Natural World

Rose Among Us


We finally hit the first frost where I live. Better late than never, right? So that means I have to go through my organic roses stat and take care of them for the Winter.

How do I do that? I collect any rosehips and any rose flowers or petals left on my bush. It’s pretty simple really. And I take the time to do all of that because they can be turned into really useful items.

rose-hip-fruit-sammelfrucht-red-67296

Rosehips are most easily used for rosehip tea. All you do is gather the little orange knobs on your plant and put them on a baking sheet left on a counter in the house and it will dry down perfectly. Then through the Winter I can put one rosehip at a time in a mug of boiling hot water for an immune system boosting tea that has way more vitamin C than oranges or the Emergen-C packets you have been shelling out your cash for. Basically I saved you $10-$30 in a five second diy. You’re welcome.

Fading
Fading

Rose flowers I keep and turn into rose oil or rose water. It’s pretty easy to make, too- all you do is rinse the flowers with cold water to get rid of any tiny aphids that might be on them, then you put them in a pan of water and boil it until the rose petals lose all color and look sheer.
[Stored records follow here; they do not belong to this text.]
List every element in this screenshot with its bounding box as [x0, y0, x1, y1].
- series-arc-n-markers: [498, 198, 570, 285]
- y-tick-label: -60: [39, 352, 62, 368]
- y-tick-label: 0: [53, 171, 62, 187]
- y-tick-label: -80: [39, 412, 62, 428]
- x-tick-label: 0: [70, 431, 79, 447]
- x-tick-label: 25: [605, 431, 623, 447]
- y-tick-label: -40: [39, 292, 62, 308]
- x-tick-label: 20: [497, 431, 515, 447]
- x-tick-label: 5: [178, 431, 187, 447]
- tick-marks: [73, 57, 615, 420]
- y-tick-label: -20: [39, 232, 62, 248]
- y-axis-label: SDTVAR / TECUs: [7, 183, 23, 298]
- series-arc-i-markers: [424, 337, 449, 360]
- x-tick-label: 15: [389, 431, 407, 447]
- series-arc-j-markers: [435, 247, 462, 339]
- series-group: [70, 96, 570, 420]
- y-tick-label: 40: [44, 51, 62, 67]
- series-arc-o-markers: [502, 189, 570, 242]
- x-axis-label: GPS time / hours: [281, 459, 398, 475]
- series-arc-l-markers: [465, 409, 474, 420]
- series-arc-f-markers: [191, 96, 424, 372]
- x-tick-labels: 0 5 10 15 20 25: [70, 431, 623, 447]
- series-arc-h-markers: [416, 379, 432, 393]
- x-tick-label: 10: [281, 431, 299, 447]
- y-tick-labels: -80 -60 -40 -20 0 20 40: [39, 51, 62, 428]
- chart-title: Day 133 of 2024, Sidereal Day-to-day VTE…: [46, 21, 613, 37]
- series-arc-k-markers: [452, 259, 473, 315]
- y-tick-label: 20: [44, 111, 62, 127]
Rosewater can be used for cosmetics, cooking Middle Eastern food, or used in place of vanilla extract in baking. Rose oil can be used in cosmetics as long as you make it with a cosmetic safe oil like jojoba or almond oil.

I really love to make a rosewater drink of half rosewater and half aloe vera juice for an anti-inflammatory immune boost to doubly support my health for very little cash. It’s an especially good idea because boosting your immune system and preventing illnesses is way cheaper than paying for medical care out of pocket.

Note that these directions are only safe to do with organically grown roses. If you have sprayed pesticides on them they will not be safe for consumption.